Existem pensamentos em nós que nos causam vergonha quando passado o momento da raiva, essa é a mais solitária agonia da consciência, não poder apagar o que se foi um dia desejado em um estado de espírito de tristeza ou ódio, da lembrança. Seríamos nós monstros apenas por considerar algumas coisas quando nossas paixões negativas se afloram? Existe realmente no homem algo que o impele naturalmente à crueldade? Ou somos nós capazes de superar isso através de nossas escolhas? É possível talvez conviver com o abismo em nós, sobrepujara-lo e fazer dele nossa força para escalar o fosso rumo a superação de nós mesmos. Não são necessariamente nossos pensamentos mais obscuros que nos formam, mas nossas escolhas, a partir das marcas que eles deixam, do que fazer de nossas vidas: deixar-se afundar pelo peso dessa sombra, ou superar a gravidade por ela exercida e seguir rumo ao sol.

O espírito humano é como a corda de um instrumento musical: se bem tensionada e com o arranjo correto, pode dar à luz belíssimas melodias, se não for apertada o suficiente, o som saíra desagradável, mas se tensionada demasiadamente, parte-se. O mesmo ocorre com as pessoas, e dessa maneira é sempre necessária uma dose certa de sofrimento na vida para se endurecer e moldar a si mesmo. Pouca ou nenhuma dor cria pessoas fracas e suprassensíveis, já o excesso do peso da adversidade nos ombros de alguém pode levar ao desespero ou ao laço da corda. A dor, o sofrimento, são elementos essenciais na vida de um ser humano, pois todo aquele que não foi agraciado pelo destino com a sorte dos privilegiados de nascimento, um dia sofreu sobre essa Terra, e cabe a este fazer desse sofrimento sua força, dessa dor sua potência, usar dessa energia para criar em si algo além do que o mundo fez deste.

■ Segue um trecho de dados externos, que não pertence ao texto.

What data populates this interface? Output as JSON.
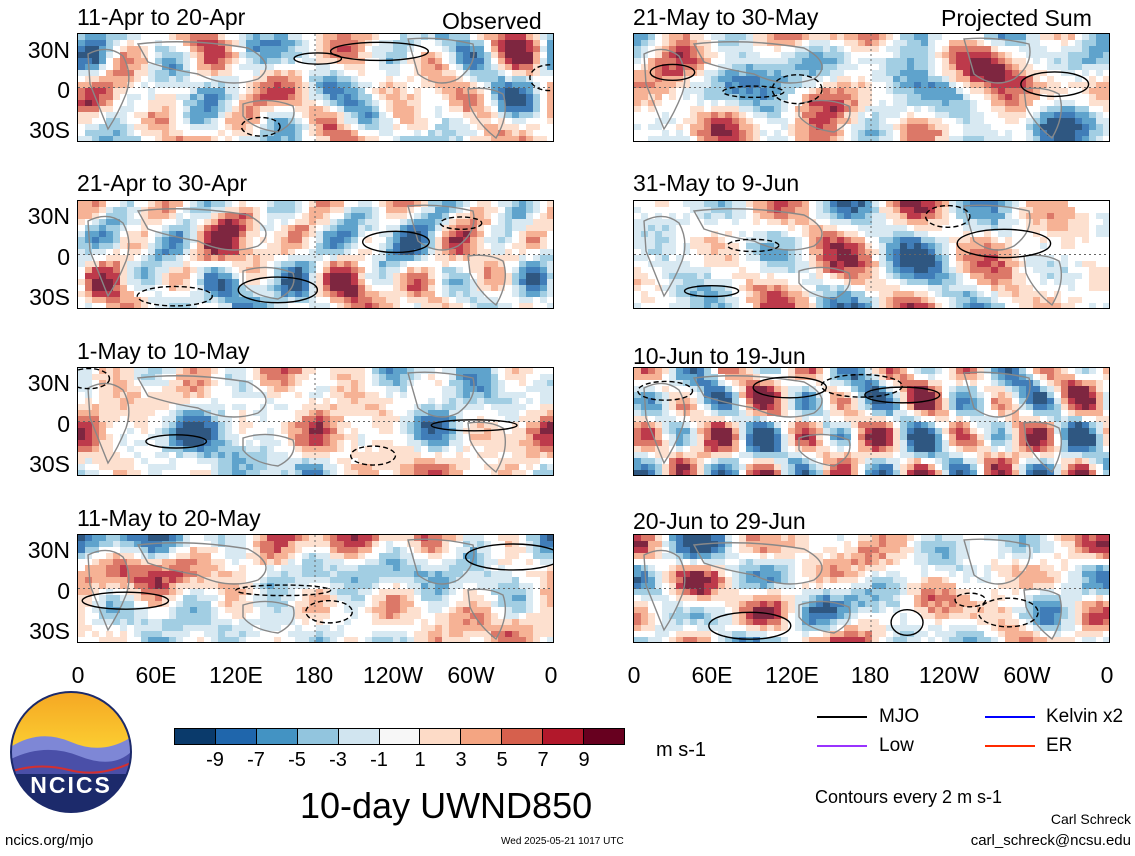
{
  "headers": {
    "left": "Observed",
    "right": "Projected Sum"
  },
  "panels": [
    {
      "title": "11-Apr to 20-Apr",
      "seed": 3
    },
    {
      "title": "21-Apr to 30-Apr",
      "seed": 7
    },
    {
      "title": "1-May to 10-May",
      "seed": 11
    },
    {
      "title": "11-May to 20-May",
      "seed": 13
    },
    {
      "title": "21-May to 30-May",
      "seed": 17
    },
    {
      "title": "31-May to 9-Jun",
      "seed": 19
    },
    {
      "title": "10-Jun to 19-Jun",
      "seed": 23
    },
    {
      "title": "20-Jun to 29-Jun",
      "seed": 29
    }
  ],
  "lat_labels": [
    "30N",
    "0",
    "30S"
  ],
  "lon_labels": [
    "0",
    "60E",
    "120E",
    "180",
    "120W",
    "60W",
    "0"
  ],
  "colorbar": {
    "colors": [
      "#0a3a6b",
      "#1f66ac",
      "#4393c3",
      "#92c5de",
      "#d1e5f0",
      "#f7f7f7",
      "#fddbc7",
      "#f4a582",
      "#d6604d",
      "#b2182b",
      "#67001f"
    ],
    "labels": [
      "-9",
      "-7",
      "-5",
      "-3",
      "-1",
      "1",
      "3",
      "5",
      "7",
      "9"
    ],
    "units": "m s-1"
  },
  "legend": {
    "items": [
      {
        "label": "MJO",
        "color": "#000000"
      },
      {
        "label": "Kelvin x2",
        "color": "#0000ff"
      },
      {
        "label": "Low",
        "color": "#9933ff"
      },
      {
        "label": "ER",
        "color": "#ff2a00"
      }
    ],
    "contour_note": "Contours every 2 m s-1"
  },
  "main_title": "10-day UWND850",
  "logo_text": "NCICS",
  "footer": {
    "url": "ncics.org/mjo",
    "timestamp": "Wed 2025-05-21 1017 UTC",
    "author": "Carl Schreck",
    "email": "carl_schreck@ncsu.edu"
  }
}
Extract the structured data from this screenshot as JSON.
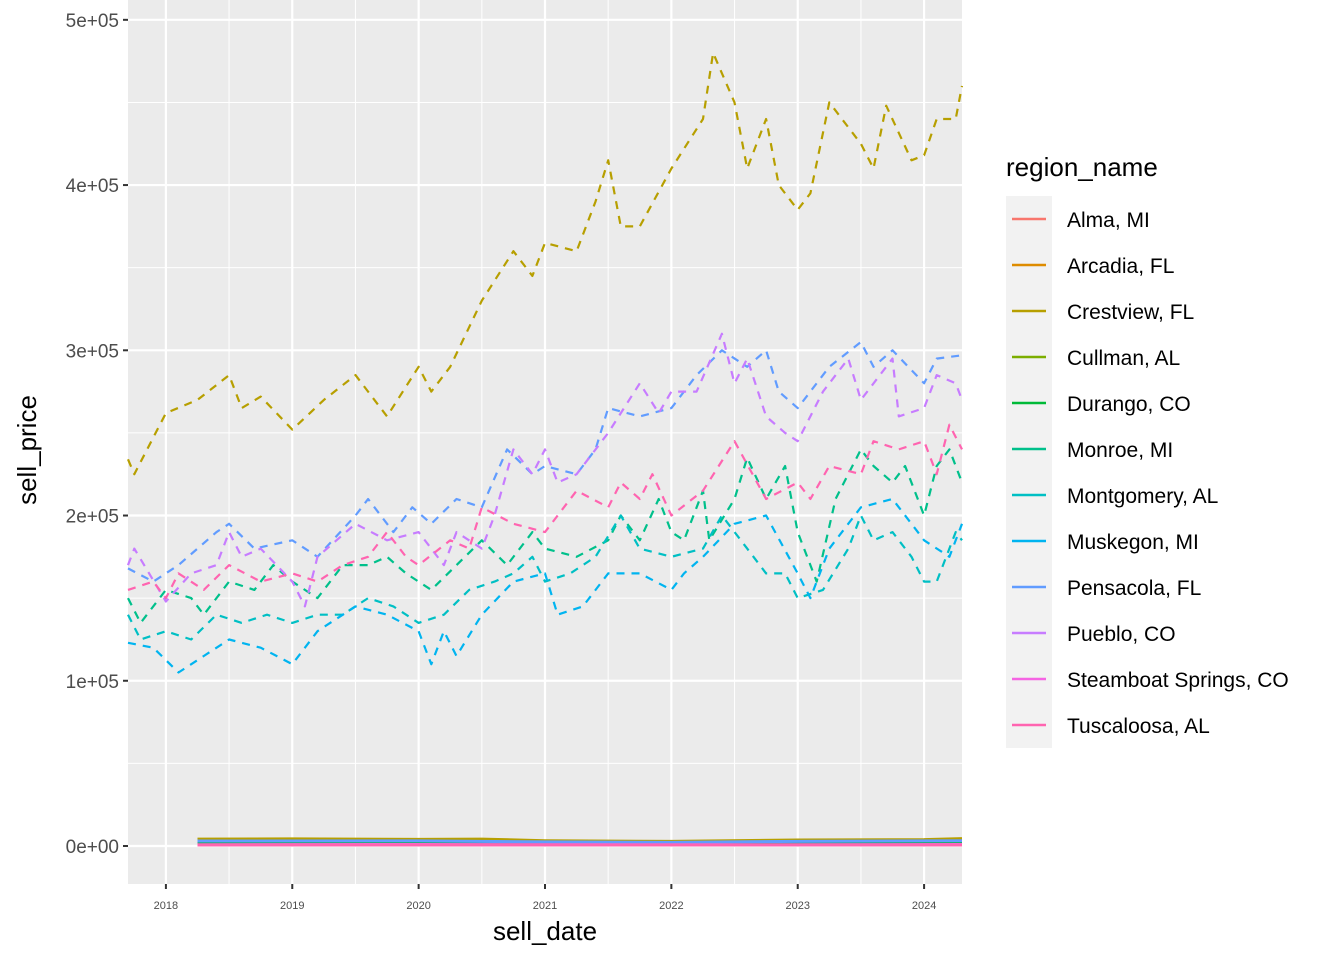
{
  "chart_data": {
    "type": "line",
    "xlabel": "sell_date",
    "ylabel": "sell_price",
    "xlim": [
      2017.7,
      2024.3
    ],
    "ylim": [
      -23000,
      512000
    ],
    "xticks": [
      2018,
      2019,
      2020,
      2021,
      2022,
      2023,
      2024
    ],
    "xtick_labels": [
      "2018",
      "2019",
      "2020",
      "2021",
      "2022",
      "2023",
      "2024"
    ],
    "yticks": [
      0,
      100000,
      200000,
      300000,
      400000,
      500000
    ],
    "ytick_labels": [
      "0e+00",
      "1e+05",
      "2e+05",
      "3e+05",
      "4e+05",
      "5e+05"
    ],
    "grid": true,
    "legend": {
      "title": "region_name",
      "placement": "right"
    },
    "series": [
      {
        "name": "Alma, MI",
        "color": "#F8766D",
        "dashed": false,
        "x": [
          2018.25,
          2020,
          2022,
          2024.3
        ],
        "y": [
          1200,
          1300,
          1000,
          1400
        ]
      },
      {
        "name": "Arcadia, FL",
        "color": "#DE8C00",
        "dashed": false,
        "x": [
          2018.25,
          2020,
          2022,
          2024.3
        ],
        "y": [
          1800,
          1900,
          1500,
          2000
        ]
      },
      {
        "name": "Crestview, FL",
        "color": "#B79F00",
        "dashed": true,
        "x": [
          2017.7,
          2017.75,
          2018,
          2018.25,
          2018.5,
          2018.6,
          2018.75,
          2019,
          2019.25,
          2019.5,
          2019.75,
          2020,
          2020.1,
          2020.25,
          2020.5,
          2020.75,
          2020.9,
          2021,
          2021.25,
          2021.4,
          2021.5,
          2021.6,
          2021.75,
          2022,
          2022.25,
          2022.33,
          2022.5,
          2022.6,
          2022.75,
          2022.85,
          2023,
          2023.1,
          2023.25,
          2023.5,
          2023.6,
          2023.7,
          2023.9,
          2024,
          2024.1,
          2024.25,
          2024.3
        ],
        "y": [
          234000,
          225000,
          262000,
          270000,
          285000,
          265000,
          272000,
          252000,
          270000,
          285000,
          260000,
          290000,
          275000,
          290000,
          330000,
          360000,
          345000,
          365000,
          360000,
          390000,
          415000,
          375000,
          375000,
          410000,
          440000,
          480000,
          450000,
          410000,
          440000,
          400000,
          385000,
          395000,
          450000,
          425000,
          410000,
          448000,
          415000,
          418000,
          440000,
          440000,
          460000
        ]
      },
      {
        "name": "Crestview, FL (count)",
        "legend": false,
        "color": "#B79F00",
        "dashed": false,
        "x": [
          2018.25,
          2019,
          2020,
          2020.5,
          2021,
          2022,
          2023,
          2024,
          2024.3
        ],
        "y": [
          4200,
          4300,
          4000,
          4200,
          3200,
          2800,
          3600,
          3900,
          4500
        ]
      },
      {
        "name": "Cullman, AL",
        "color": "#7CAE00",
        "dashed": false,
        "x": [
          2018.25,
          2020,
          2022,
          2024.3
        ],
        "y": [
          2200,
          2300,
          1800,
          2400
        ]
      },
      {
        "name": "Durango, CO",
        "color": "#00BA38",
        "dashed": false,
        "x": [
          2018.25,
          2020,
          2022,
          2024.3
        ],
        "y": [
          1500,
          1600,
          1300,
          1600
        ]
      },
      {
        "name": "Monroe, MI",
        "color": "#00C08B",
        "dashed": true,
        "x": [
          2017.7,
          2017.8,
          2018,
          2018.2,
          2018.3,
          2018.5,
          2018.7,
          2018.85,
          2019,
          2019.2,
          2019.4,
          2019.6,
          2019.75,
          2019.9,
          2020.1,
          2020.3,
          2020.5,
          2020.7,
          2020.9,
          2021,
          2021.25,
          2021.5,
          2021.6,
          2021.75,
          2021.9,
          2022,
          2022.1,
          2022.25,
          2022.3,
          2022.5,
          2022.6,
          2022.75,
          2022.9,
          2023,
          2023.15,
          2023.3,
          2023.5,
          2023.6,
          2023.75,
          2023.85,
          2024,
          2024.1,
          2024.2,
          2024.3
        ],
        "y": [
          150000,
          135000,
          155000,
          150000,
          140000,
          160000,
          155000,
          170000,
          160000,
          150000,
          170000,
          170000,
          175000,
          165000,
          155000,
          170000,
          185000,
          170000,
          190000,
          180000,
          175000,
          185000,
          200000,
          185000,
          210000,
          190000,
          185000,
          215000,
          185000,
          210000,
          235000,
          210000,
          230000,
          190000,
          160000,
          210000,
          240000,
          230000,
          220000,
          230000,
          200000,
          230000,
          240000,
          220000
        ]
      },
      {
        "name": "Montgomery, AL",
        "color": "#00BFC4",
        "dashed": true,
        "x": [
          2017.7,
          2017.8,
          2018,
          2018.2,
          2018.4,
          2018.6,
          2018.8,
          2019,
          2019.2,
          2019.4,
          2019.6,
          2019.8,
          2020,
          2020.2,
          2020.4,
          2020.6,
          2020.75,
          2020.9,
          2021,
          2021.2,
          2021.4,
          2021.6,
          2021.75,
          2022,
          2022.25,
          2022.4,
          2022.6,
          2022.75,
          2022.9,
          2023,
          2023.2,
          2023.4,
          2023.5,
          2023.6,
          2023.75,
          2023.9,
          2024,
          2024.1,
          2024.25,
          2024.3
        ],
        "y": [
          140000,
          125000,
          130000,
          125000,
          140000,
          135000,
          140000,
          135000,
          140000,
          140000,
          150000,
          145000,
          135000,
          140000,
          155000,
          160000,
          165000,
          175000,
          160000,
          165000,
          175000,
          200000,
          180000,
          175000,
          180000,
          200000,
          180000,
          165000,
          165000,
          150000,
          155000,
          180000,
          200000,
          185000,
          190000,
          175000,
          160000,
          160000,
          190000,
          185000
        ]
      },
      {
        "name": "Muskegon, MI",
        "color": "#00B4F0",
        "dashed": true,
        "x": [
          2017.7,
          2017.9,
          2018.1,
          2018.3,
          2018.5,
          2018.75,
          2019,
          2019.2,
          2019.5,
          2019.75,
          2020,
          2020.1,
          2020.2,
          2020.3,
          2020.5,
          2020.75,
          2021,
          2021.1,
          2021.3,
          2021.5,
          2021.75,
          2022,
          2022.1,
          2022.25,
          2022.5,
          2022.75,
          2023,
          2023.1,
          2023.25,
          2023.5,
          2023.75,
          2024,
          2024.2,
          2024.3
        ],
        "y": [
          123000,
          120000,
          105000,
          115000,
          125000,
          120000,
          110000,
          130000,
          145000,
          140000,
          130000,
          110000,
          130000,
          115000,
          140000,
          160000,
          165000,
          140000,
          145000,
          165000,
          165000,
          155000,
          165000,
          175000,
          195000,
          200000,
          165000,
          150000,
          180000,
          205000,
          210000,
          185000,
          175000,
          195000
        ]
      },
      {
        "name": "Pensacola, FL",
        "color": "#619CFF",
        "dashed": true,
        "x": [
          2017.7,
          2017.9,
          2018.1,
          2018.4,
          2018.5,
          2018.7,
          2019,
          2019.2,
          2019.5,
          2019.6,
          2019.8,
          2019.95,
          2020.1,
          2020.3,
          2020.5,
          2020.7,
          2020.9,
          2021,
          2021.25,
          2021.4,
          2021.5,
          2021.75,
          2022,
          2022.2,
          2022.4,
          2022.6,
          2022.75,
          2022.85,
          2023,
          2023.25,
          2023.5,
          2023.6,
          2023.75,
          2024,
          2024.1,
          2024.3
        ],
        "y": [
          168000,
          160000,
          170000,
          190000,
          195000,
          180000,
          185000,
          175000,
          200000,
          210000,
          190000,
          205000,
          195000,
          210000,
          205000,
          240000,
          225000,
          230000,
          225000,
          240000,
          265000,
          260000,
          265000,
          285000,
          300000,
          290000,
          300000,
          275000,
          265000,
          290000,
          305000,
          290000,
          300000,
          280000,
          295000,
          297000
        ]
      },
      {
        "name": "Pensacola, FL (count)",
        "legend": false,
        "color": "#619CFF",
        "dashed": false,
        "x": [
          2018.25,
          2020,
          2021,
          2022,
          2023,
          2024.3
        ],
        "y": [
          3000,
          3100,
          2500,
          2200,
          2800,
          3200
        ]
      },
      {
        "name": "Pueblo, CO",
        "color": "#C77CFF",
        "dashed": true,
        "x": [
          2017.7,
          2017.75,
          2018,
          2018.2,
          2018.4,
          2018.5,
          2018.6,
          2018.75,
          2019,
          2019.1,
          2019.2,
          2019.5,
          2019.75,
          2020,
          2020.2,
          2020.3,
          2020.5,
          2020.6,
          2020.75,
          2020.9,
          2021,
          2021.1,
          2021.25,
          2021.5,
          2021.75,
          2021.9,
          2022,
          2022.2,
          2022.4,
          2022.5,
          2022.6,
          2022.75,
          2022.9,
          2023,
          2023.2,
          2023.4,
          2023.5,
          2023.75,
          2023.8,
          2024,
          2024.1,
          2024.25,
          2024.3
        ],
        "y": [
          170000,
          180000,
          148000,
          165000,
          170000,
          190000,
          175000,
          180000,
          160000,
          145000,
          175000,
          195000,
          185000,
          190000,
          170000,
          190000,
          180000,
          200000,
          240000,
          225000,
          240000,
          220000,
          225000,
          250000,
          280000,
          262000,
          275000,
          275000,
          310000,
          280000,
          295000,
          260000,
          250000,
          245000,
          275000,
          295000,
          270000,
          295000,
          260000,
          265000,
          285000,
          280000,
          270000
        ]
      },
      {
        "name": "Steamboat Springs, CO",
        "color": "#F564E3",
        "dashed": false,
        "x": [
          2018.25,
          2020,
          2022,
          2024.3
        ],
        "y": [
          800,
          900,
          700,
          900
        ]
      },
      {
        "name": "Tuscaloosa, AL",
        "color": "#FF64B0",
        "dashed": true,
        "x": [
          2017.7,
          2017.9,
          2018,
          2018.1,
          2018.3,
          2018.5,
          2018.75,
          2019,
          2019.2,
          2019.4,
          2019.6,
          2019.75,
          2019.9,
          2020,
          2020.25,
          2020.4,
          2020.5,
          2020.75,
          2021,
          2021.25,
          2021.5,
          2021.6,
          2021.75,
          2021.85,
          2022,
          2022.25,
          2022.5,
          2022.75,
          2023,
          2023.1,
          2023.25,
          2023.5,
          2023.6,
          2023.8,
          2024,
          2024.1,
          2024.2,
          2024.3
        ],
        "y": [
          155000,
          160000,
          150000,
          165000,
          155000,
          170000,
          160000,
          165000,
          160000,
          170000,
          175000,
          190000,
          175000,
          170000,
          185000,
          180000,
          205000,
          195000,
          190000,
          215000,
          205000,
          220000,
          210000,
          225000,
          200000,
          215000,
          245000,
          210000,
          220000,
          210000,
          230000,
          225000,
          245000,
          240000,
          245000,
          225000,
          255000,
          240000
        ]
      },
      {
        "name": "Tuscaloosa, AL (count)",
        "legend": false,
        "color": "#FF64B0",
        "dashed": false,
        "x": [
          2018.25,
          2024.3
        ],
        "y": [
          600,
          600
        ]
      }
    ]
  }
}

Sair do status quo, fazer de cada transformação uma queda no precipício. Uma pequena morte a cada vez que se experimenta algo novo, e não há necessidade de fatalismos para isso, sempre deixamos algo para trás quando mudamos. A serpente quando troca de pele se desfaz de seu antigo eu. Esquecer, esquecer cada vez mais, mas não ao ponto de se tornar amnésico por completo. Precisamos ao menos lembrar onde fica nossa casa. A terra natal é uma lembrança natural nos animais. Todo o resto, toda lembrança que nos aprisiona deve ser descartada. A memória é uma corrente para com o passado. Libertar o futuro significa desvencilhar a ação do presente da causalidade e entregá-lo tão somente à indeterminação completa. Destino, mas não mais remetido ao "foi" como seu condicionante, mas sim ao "será" como seu impulsionador.